All discussion above is for “lease condensate”. Plant condensate is also a very light oil, but is typically above 60 API. Is C5+ hydrocarbons that are not separated at the wellhead but come out of the gas stream at an NGL plant.
Enno great work:
Agreed, frequent updates not needed, but the quick analysis was very nice.
No rigs running in MT now (I think).
I remember reading about some secondary development (new sweet spot) in MT. Think that is part of the development from a few years ago. Agreed you also see the price impact, but I don’t think that is the only thing. Also some of the initial sweet spot was just “all drilled up”. So there are a lot of things going on.
I think the slower decline is because it is more shallow. Typically the deeper wells in the Bakken have more rapid decline (although higher estimated EURs).
Pretty fluffy piece on the DJ, but some comments on breakeven price and core of the core areas. Interesting comment towards the end that slickwater gives high initial production but faster decline.

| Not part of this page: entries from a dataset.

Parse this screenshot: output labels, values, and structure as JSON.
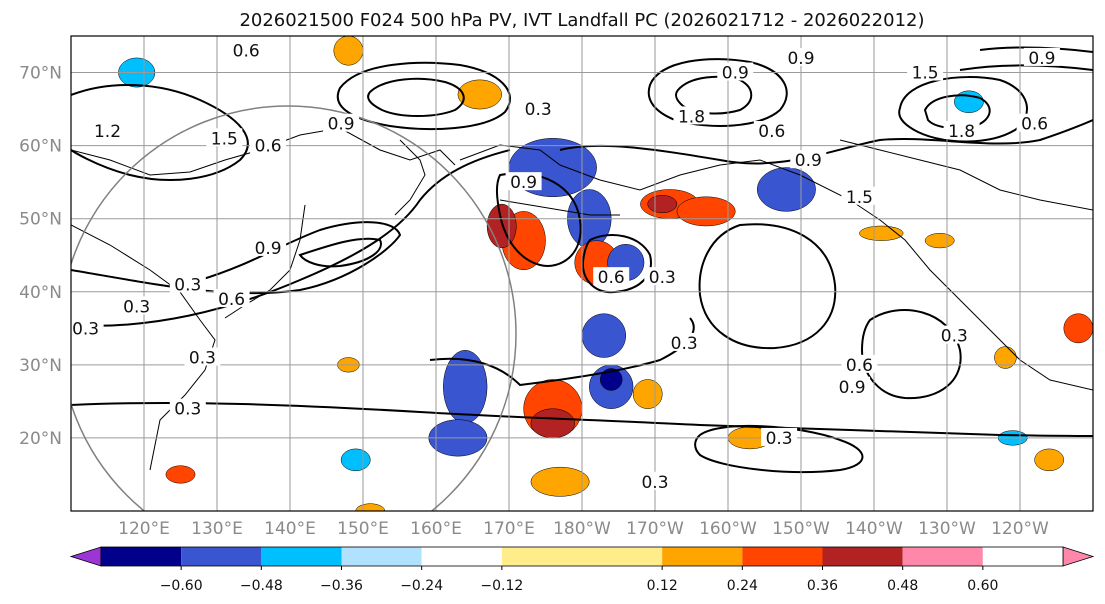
{
  "title": "2026021500 F024 500 hPa PV, IVT Landfall PC (2026021712 - 2026022012)",
  "map": {
    "lon_range": [
      110,
      250
    ],
    "lat_range": [
      10,
      75
    ],
    "lat_ticks": [
      {
        "value": 20,
        "label": "20°N"
      },
      {
        "value": 30,
        "label": "30°N"
      },
      {
        "value": 40,
        "label": "40°N"
      },
      {
        "value": 50,
        "label": "50°N"
      },
      {
        "value": 60,
        "label": "60°N"
      },
      {
        "value": 70,
        "label": "70°N"
      }
    ],
    "lon_ticks": [
      {
        "value": 120,
        "label": "120°E"
      },
      {
        "value": 130,
        "label": "130°E"
      },
      {
        "value": 140,
        "label": "140°E"
      },
      {
        "value": 150,
        "label": "150°E"
      },
      {
        "value": 160,
        "label": "160°E"
      },
      {
        "value": 170,
        "label": "170°E"
      },
      {
        "value": 180,
        "label": "180°W"
      },
      {
        "value": 190,
        "label": "170°W"
      },
      {
        "value": 200,
        "label": "160°W"
      },
      {
        "value": 210,
        "label": "150°W"
      },
      {
        "value": 220,
        "label": "140°W"
      },
      {
        "value": 230,
        "label": "130°W"
      },
      {
        "value": 240,
        "label": "120°W"
      }
    ],
    "gridlines": true
  },
  "colorbar": {
    "levels": [
      -0.72,
      -0.6,
      -0.48,
      -0.36,
      -0.24,
      -0.12,
      0.12,
      0.24,
      0.36,
      0.48,
      0.6,
      0.72
    ],
    "tick_values": [
      -0.6,
      -0.48,
      -0.36,
      -0.24,
      -0.12,
      0.12,
      0.24,
      0.36,
      0.48,
      0.6
    ],
    "tick_labels": [
      "−0.60",
      "−0.48",
      "−0.36",
      "−0.24",
      "−0.12",
      "0.12",
      "0.24",
      "0.36",
      "0.48",
      "0.60"
    ],
    "colors": [
      "#9b35d6",
      "#00008b",
      "#3955d0",
      "#00bfff",
      "#b0e2ff",
      "#ffffff",
      "#ffec8b",
      "#ffa500",
      "#ff4500",
      "#b22222",
      "#ff88aa"
    ],
    "extend": "both"
  },
  "contour_labels": [
    {
      "lon": 115,
      "lat": 62,
      "text": "1.2"
    },
    {
      "lon": 119,
      "lat": 38,
      "text": "0.3"
    },
    {
      "lon": 131,
      "lat": 61,
      "text": "1.5"
    },
    {
      "lon": 137,
      "lat": 60,
      "text": "0.6"
    },
    {
      "lon": 137,
      "lat": 46,
      "text": "0.9"
    },
    {
      "lon": 126,
      "lat": 41,
      "text": "0.3"
    },
    {
      "lon": 132,
      "lat": 39,
      "text": "0.6"
    },
    {
      "lon": 112,
      "lat": 35,
      "text": "0.3"
    },
    {
      "lon": 128,
      "lat": 31,
      "text": "0.3"
    },
    {
      "lon": 126,
      "lat": 24,
      "text": "0.3"
    },
    {
      "lon": 134,
      "lat": 73,
      "text": "0.6"
    },
    {
      "lon": 147,
      "lat": 63,
      "text": "0.9"
    },
    {
      "lon": 174,
      "lat": 65,
      "text": "0.3"
    },
    {
      "lon": 172,
      "lat": 55,
      "text": "0.9"
    },
    {
      "lon": 195,
      "lat": 64,
      "text": "1.8"
    },
    {
      "lon": 201,
      "lat": 70,
      "text": "0.9"
    },
    {
      "lon": 206,
      "lat": 62,
      "text": "0.6"
    },
    {
      "lon": 211,
      "lat": 58,
      "text": "0.9"
    },
    {
      "lon": 232,
      "lat": 62,
      "text": "1.8"
    },
    {
      "lon": 210,
      "lat": 72,
      "text": "0.9"
    },
    {
      "lon": 227,
      "lat": 70,
      "text": "1.5"
    },
    {
      "lon": 218,
      "lat": 53,
      "text": "1.5"
    },
    {
      "lon": 242,
      "lat": 63,
      "text": "0.6"
    },
    {
      "lon": 184,
      "lat": 42,
      "text": "0.6"
    },
    {
      "lon": 191,
      "lat": 42,
      "text": "0.3"
    },
    {
      "lon": 194,
      "lat": 33,
      "text": "0.3"
    },
    {
      "lon": 218,
      "lat": 30,
      "text": "0.6"
    },
    {
      "lon": 217,
      "lat": 27,
      "text": "0.9"
    },
    {
      "lon": 231,
      "lat": 34,
      "text": "0.3"
    },
    {
      "lon": 207,
      "lat": 20,
      "text": "0.3"
    },
    {
      "lon": 190,
      "lat": 14,
      "text": "0.3"
    },
    {
      "lon": 243,
      "lat": 72,
      "text": "0.9"
    }
  ],
  "shaded_areas": [
    {
      "lon": 176,
      "lat": 57,
      "rx": 6,
      "ry": 4,
      "color": "#3955d0"
    },
    {
      "lon": 181,
      "lat": 50,
      "rx": 3,
      "ry": 4,
      "color": "#3955d0"
    },
    {
      "lon": 172,
      "lat": 47,
      "rx": 3,
      "ry": 4,
      "color": "#ff4500"
    },
    {
      "lon": 169,
      "lat": 49,
      "rx": 2,
      "ry": 3,
      "color": "#b22222"
    },
    {
      "lon": 182,
      "lat": 44,
      "rx": 3,
      "ry": 3,
      "color": "#ff4500"
    },
    {
      "lon": 186,
      "lat": 44,
      "rx": 2.5,
      "ry": 2.5,
      "color": "#3955d0"
    },
    {
      "lon": 192,
      "lat": 52,
      "rx": 4,
      "ry": 2,
      "color": "#ff4500"
    },
    {
      "lon": 197,
      "lat": 51,
      "rx": 4,
      "ry": 2,
      "color": "#ff4500"
    },
    {
      "lon": 191,
      "lat": 52,
      "rx": 2,
      "ry": 1.2,
      "color": "#b22222"
    },
    {
      "lon": 208,
      "lat": 54,
      "rx": 4,
      "ry": 3,
      "color": "#3955d0"
    },
    {
      "lon": 183,
      "lat": 34,
      "rx": 3,
      "ry": 3,
      "color": "#3955d0"
    },
    {
      "lon": 184,
      "lat": 27,
      "rx": 3,
      "ry": 3,
      "color": "#3955d0"
    },
    {
      "lon": 184,
      "lat": 28,
      "rx": 1.5,
      "ry": 1.5,
      "color": "#00008b"
    },
    {
      "lon": 176,
      "lat": 24,
      "rx": 4,
      "ry": 4,
      "color": "#ff4500"
    },
    {
      "lon": 176,
      "lat": 22,
      "rx": 3,
      "ry": 2,
      "color": "#b22222"
    },
    {
      "lon": 164,
      "lat": 27,
      "rx": 3,
      "ry": 5,
      "color": "#3955d0"
    },
    {
      "lon": 163,
      "lat": 20,
      "rx": 4,
      "ry": 2.5,
      "color": "#3955d0"
    },
    {
      "lon": 177,
      "lat": 14,
      "rx": 4,
      "ry": 2,
      "color": "#ffa500"
    },
    {
      "lon": 189,
      "lat": 26,
      "rx": 2,
      "ry": 2,
      "color": "#ffa500"
    },
    {
      "lon": 203,
      "lat": 20,
      "rx": 3,
      "ry": 1.5,
      "color": "#ffa500"
    },
    {
      "lon": 148,
      "lat": 73,
      "rx": 2,
      "ry": 2,
      "color": "#ffa500"
    },
    {
      "lon": 166,
      "lat": 67,
      "rx": 3,
      "ry": 2,
      "color": "#ffa500"
    },
    {
      "lon": 119,
      "lat": 70,
      "rx": 2.5,
      "ry": 2,
      "color": "#00bfff"
    },
    {
      "lon": 233,
      "lat": 66,
      "rx": 2,
      "ry": 1.5,
      "color": "#00bfff"
    },
    {
      "lon": 238,
      "lat": 31,
      "rx": 1.5,
      "ry": 1.5,
      "color": "#ffa500"
    },
    {
      "lon": 248,
      "lat": 35,
      "rx": 2,
      "ry": 2,
      "color": "#ff4500"
    },
    {
      "lon": 244,
      "lat": 17,
      "rx": 2,
      "ry": 1.5,
      "color": "#ffa500"
    },
    {
      "lon": 148,
      "lat": 30,
      "rx": 1.5,
      "ry": 1,
      "color": "#ffa500"
    },
    {
      "lon": 149,
      "lat": 17,
      "rx": 2,
      "ry": 1.5,
      "color": "#00bfff"
    },
    {
      "lon": 151,
      "lat": 10,
      "rx": 2,
      "ry": 1,
      "color": "#ffa500"
    },
    {
      "lon": 125,
      "lat": 15,
      "rx": 2,
      "ry": 1.2,
      "color": "#ff4500"
    },
    {
      "lon": 239,
      "lat": 20,
      "rx": 2,
      "ry": 1,
      "color": "#00bfff"
    },
    {
      "lon": 221,
      "lat": 48,
      "rx": 3,
      "ry": 1,
      "color": "#ffa500"
    },
    {
      "lon": 229,
      "lat": 47,
      "rx": 2,
      "ry": 1,
      "color": "#ffa500"
    }
  ]
}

isobutane, not ‘tene. Spell correct makes this change all the time. GRR. It is not a typo from me or not knowing the difference.
@Dennis : Montana lumps condensate & oil together in the same field, so I can’t distinguish between them.
@Nony : thanks for the background info. Drilling in Montana dropped dramatically after the price drop in 2014. According to BH, there were 378 horizontal rig weeks in 2014, vs 63 in 2015, and 0 in 2016.
Interesting info regarding the higher IP & faster decline of slickwater completions. I haven’t seen that mentioned before, but that is indeed what we appear to be seeing across the board.
If the EUR is the same and slickwater delivers faster payout (thus better NPV because of time value of money) along with cheaper completion, than slickwater would seem to be a winner over guar. Of course we don’t really know how the out year declines will look so…(shrug).